Lucides, 85% d’entre pensent que l’IA va être une véritable révolution, au même titre qu’Internet. Une révolution qui aura lieu dans moins de 10 ans pour 80% d’entre eux. Elle est perçue comme porteuse d’opportunités pour la vie quotidienne par une petite majorité des Français (54%) contre 26% qui la voit comme comme menaçante et 20% ni l’un ni l’autre. La santé est le secteur où elle leur semble d’emblée le plus utile. Pourtant, un sentiment de menace très fort plane sur des dimensions plus sociétales : 47% des Français considèrent que l’IA constitue plutôt une menace pour la démocratie, 70% pour la protection de la vie privée tandis que 64% y voient plutôt une menace pour l’emploi.

Les Français sont-ils confiants, réservés, ou réfractaires au recours de l’IA dans leur parcours médical ? Une étude toute récente commanditée par OpenText et réalisée en 2018 via Google Survey dans 8 pays dont la France (2000 personnes interrogées) montre que 45 % des Français pensent que l'IA permet l’obtention de diagnostics plus précis, un chiffre plus élevé que chez les anglo-saxons (Australie, Canada, Etats-Unis, Royaume-Uni) qui répondent à l’affirmative à hauteur de 30 % seulement. Pour 29 % Français interrogés, l’avantage principal consiste en une plus grande rapidité de diagnostic. En revanche, seul 1 Français sur 3 ferait confiance au diagnostic d’une intelligence artificielle, dont 22 % voudraient que le diagnostic soit confirmé par un médecin.

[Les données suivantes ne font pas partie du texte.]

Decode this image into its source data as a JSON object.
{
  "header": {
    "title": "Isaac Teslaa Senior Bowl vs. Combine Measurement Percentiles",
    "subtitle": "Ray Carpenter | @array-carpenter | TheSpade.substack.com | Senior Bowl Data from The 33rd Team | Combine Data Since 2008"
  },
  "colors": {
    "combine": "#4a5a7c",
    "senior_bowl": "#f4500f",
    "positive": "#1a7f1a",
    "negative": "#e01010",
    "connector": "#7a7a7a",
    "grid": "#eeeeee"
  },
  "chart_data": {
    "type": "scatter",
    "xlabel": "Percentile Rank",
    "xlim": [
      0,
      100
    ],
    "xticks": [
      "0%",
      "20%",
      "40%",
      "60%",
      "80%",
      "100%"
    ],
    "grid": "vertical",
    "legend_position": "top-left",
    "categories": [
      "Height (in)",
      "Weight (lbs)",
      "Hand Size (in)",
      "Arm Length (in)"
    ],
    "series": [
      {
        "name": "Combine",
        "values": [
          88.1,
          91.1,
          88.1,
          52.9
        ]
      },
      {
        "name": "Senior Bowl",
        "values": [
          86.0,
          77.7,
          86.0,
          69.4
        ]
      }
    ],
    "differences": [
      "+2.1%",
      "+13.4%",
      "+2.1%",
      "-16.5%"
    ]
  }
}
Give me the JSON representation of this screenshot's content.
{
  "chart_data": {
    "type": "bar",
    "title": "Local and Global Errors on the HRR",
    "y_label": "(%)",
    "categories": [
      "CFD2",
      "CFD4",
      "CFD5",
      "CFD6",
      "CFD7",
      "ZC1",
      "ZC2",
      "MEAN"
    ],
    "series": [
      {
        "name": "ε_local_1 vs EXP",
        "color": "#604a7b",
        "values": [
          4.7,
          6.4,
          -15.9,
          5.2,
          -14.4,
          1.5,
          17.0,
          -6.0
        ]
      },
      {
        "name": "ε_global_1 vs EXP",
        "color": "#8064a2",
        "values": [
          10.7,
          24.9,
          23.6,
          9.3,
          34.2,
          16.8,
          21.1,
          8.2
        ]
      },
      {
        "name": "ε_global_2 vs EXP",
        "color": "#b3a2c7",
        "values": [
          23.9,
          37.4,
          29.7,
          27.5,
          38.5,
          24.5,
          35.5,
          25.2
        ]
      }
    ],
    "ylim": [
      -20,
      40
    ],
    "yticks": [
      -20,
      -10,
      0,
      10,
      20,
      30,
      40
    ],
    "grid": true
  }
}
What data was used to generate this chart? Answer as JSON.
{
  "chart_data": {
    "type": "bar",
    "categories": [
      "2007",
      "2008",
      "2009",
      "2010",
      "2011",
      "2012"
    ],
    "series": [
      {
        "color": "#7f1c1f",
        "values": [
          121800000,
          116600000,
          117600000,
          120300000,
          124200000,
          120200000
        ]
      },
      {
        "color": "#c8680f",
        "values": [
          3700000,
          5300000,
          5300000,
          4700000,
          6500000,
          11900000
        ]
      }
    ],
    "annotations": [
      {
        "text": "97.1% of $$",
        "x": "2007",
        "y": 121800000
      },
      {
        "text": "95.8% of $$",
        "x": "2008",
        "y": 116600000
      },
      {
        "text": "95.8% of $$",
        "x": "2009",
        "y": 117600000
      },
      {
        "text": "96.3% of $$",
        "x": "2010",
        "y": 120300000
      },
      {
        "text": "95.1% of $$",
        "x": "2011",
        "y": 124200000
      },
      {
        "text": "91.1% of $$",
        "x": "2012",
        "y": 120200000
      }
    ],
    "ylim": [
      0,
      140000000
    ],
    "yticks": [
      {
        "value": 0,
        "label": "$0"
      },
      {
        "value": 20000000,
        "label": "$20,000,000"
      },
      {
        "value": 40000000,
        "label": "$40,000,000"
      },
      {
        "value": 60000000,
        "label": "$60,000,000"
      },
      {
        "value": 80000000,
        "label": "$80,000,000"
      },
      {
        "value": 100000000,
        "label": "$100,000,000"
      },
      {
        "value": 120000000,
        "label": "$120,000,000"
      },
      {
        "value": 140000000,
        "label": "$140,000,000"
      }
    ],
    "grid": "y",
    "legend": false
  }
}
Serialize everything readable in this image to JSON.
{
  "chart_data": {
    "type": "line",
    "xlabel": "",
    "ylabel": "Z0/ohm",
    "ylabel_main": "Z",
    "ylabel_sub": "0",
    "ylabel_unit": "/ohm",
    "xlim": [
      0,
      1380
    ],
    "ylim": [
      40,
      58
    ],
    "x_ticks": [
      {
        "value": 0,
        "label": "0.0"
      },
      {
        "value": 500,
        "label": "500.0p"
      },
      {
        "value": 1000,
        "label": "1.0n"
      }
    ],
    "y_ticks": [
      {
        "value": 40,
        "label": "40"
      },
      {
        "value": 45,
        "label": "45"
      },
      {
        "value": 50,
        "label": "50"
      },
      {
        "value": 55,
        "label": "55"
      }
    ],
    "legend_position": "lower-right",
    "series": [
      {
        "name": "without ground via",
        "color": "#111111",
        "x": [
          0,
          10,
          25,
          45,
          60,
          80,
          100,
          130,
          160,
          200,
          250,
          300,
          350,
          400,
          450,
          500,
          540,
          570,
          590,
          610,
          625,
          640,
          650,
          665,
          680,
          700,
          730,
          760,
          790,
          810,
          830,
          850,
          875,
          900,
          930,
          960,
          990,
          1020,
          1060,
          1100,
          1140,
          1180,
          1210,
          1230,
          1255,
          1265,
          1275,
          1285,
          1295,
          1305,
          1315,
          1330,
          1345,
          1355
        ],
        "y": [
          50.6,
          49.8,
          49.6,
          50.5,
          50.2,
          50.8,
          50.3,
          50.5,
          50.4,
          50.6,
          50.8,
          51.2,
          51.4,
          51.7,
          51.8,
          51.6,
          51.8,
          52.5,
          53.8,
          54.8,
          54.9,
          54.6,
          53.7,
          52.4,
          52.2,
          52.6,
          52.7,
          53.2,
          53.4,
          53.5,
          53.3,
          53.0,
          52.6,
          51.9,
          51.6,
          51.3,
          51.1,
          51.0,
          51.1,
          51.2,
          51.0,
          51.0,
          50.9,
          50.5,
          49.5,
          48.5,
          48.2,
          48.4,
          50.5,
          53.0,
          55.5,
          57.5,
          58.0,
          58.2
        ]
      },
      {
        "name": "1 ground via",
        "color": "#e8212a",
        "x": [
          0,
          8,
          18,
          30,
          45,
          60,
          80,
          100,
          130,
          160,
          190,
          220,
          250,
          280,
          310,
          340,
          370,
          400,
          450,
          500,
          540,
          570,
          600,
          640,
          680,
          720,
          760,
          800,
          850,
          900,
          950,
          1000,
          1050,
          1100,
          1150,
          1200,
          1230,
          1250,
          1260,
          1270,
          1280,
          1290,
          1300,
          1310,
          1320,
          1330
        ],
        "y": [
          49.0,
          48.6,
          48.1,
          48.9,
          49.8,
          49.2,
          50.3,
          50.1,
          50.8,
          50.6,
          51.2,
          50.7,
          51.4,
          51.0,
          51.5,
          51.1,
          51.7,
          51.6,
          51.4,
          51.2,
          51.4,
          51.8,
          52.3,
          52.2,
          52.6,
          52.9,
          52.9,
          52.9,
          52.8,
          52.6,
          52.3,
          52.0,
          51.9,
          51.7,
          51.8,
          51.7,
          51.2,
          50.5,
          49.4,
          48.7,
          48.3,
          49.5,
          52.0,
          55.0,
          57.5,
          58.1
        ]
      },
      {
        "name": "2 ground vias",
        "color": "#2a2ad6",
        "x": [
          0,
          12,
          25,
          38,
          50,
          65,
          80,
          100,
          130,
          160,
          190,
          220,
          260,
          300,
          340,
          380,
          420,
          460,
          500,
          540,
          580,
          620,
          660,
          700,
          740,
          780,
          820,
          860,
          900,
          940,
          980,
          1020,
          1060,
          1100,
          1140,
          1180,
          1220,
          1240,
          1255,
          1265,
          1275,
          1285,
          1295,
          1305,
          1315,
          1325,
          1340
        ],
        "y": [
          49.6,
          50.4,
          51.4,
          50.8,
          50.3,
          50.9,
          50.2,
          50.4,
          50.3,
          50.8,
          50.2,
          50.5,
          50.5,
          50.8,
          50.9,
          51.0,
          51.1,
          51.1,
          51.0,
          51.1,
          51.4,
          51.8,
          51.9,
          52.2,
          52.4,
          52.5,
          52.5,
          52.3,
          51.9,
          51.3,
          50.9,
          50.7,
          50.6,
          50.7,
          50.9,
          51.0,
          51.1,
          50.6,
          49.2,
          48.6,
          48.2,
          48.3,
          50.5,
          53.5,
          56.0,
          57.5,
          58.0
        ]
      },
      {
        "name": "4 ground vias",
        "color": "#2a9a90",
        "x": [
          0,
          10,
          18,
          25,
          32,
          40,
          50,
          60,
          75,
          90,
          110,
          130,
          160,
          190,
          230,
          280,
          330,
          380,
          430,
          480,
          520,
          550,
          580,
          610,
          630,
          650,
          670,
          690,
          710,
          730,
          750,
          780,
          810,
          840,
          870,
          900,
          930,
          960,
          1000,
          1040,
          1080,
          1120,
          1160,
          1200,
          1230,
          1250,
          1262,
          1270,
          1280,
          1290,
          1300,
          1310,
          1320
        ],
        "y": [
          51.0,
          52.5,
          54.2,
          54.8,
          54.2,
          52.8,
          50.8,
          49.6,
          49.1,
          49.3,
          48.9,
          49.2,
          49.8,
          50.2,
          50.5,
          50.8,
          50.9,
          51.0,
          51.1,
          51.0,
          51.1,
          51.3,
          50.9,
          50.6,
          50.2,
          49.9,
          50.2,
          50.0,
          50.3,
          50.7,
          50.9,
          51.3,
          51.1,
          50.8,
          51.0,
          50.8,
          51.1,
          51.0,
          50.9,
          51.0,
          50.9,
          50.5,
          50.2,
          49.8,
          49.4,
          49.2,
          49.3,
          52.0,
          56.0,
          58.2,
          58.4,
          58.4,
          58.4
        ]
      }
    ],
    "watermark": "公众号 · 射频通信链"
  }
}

« Dans la vie, rien n'est à craindre, tout est à comprendre » disait Marie Curie. L’avenir dira si elle voyait juste.

 

Prédire la mort ? Il y a une IA pour ça

Une IA pourra-t-elle à terme prédire le décès d’un patient hospitalisé ? C’est en tout cas ce à quoi des chercheurs travaillent, et notamment ceux de Google. L’équipe a publié en mai dernier dans Nature sur les capacités Google à utiliser ces modèles d’analyse des données médicales. En prenant l'exemple d'une personne atteinte de cancer du sein métastatique, l’IA a révélé, au lendemain de son admission et en analysant 175 639 données différentes, que celle-ci avait 19,9 % de risque de mourir à l’hôpital. L’hôpital estimait, lui, cette probabilité à 9,3 %. Moins de deux semaines après, la patiente est décédée. Pourquoi une telle différence ? Parce que l’IA de Google est capable d’extraire toutes les données disponibles du dossier médical informatisée, y compris les notes prises à la main par les médecins, personnel infirmier et les autres professionnels de santé.

Aussi performant soit-il, le concept – qui nous rappelle à notre obsolescence programmée – fait froid dans le dos, et on en viendrait presque à regretter les prédictions d’Oscar, le chat du Dr David Dosa[3].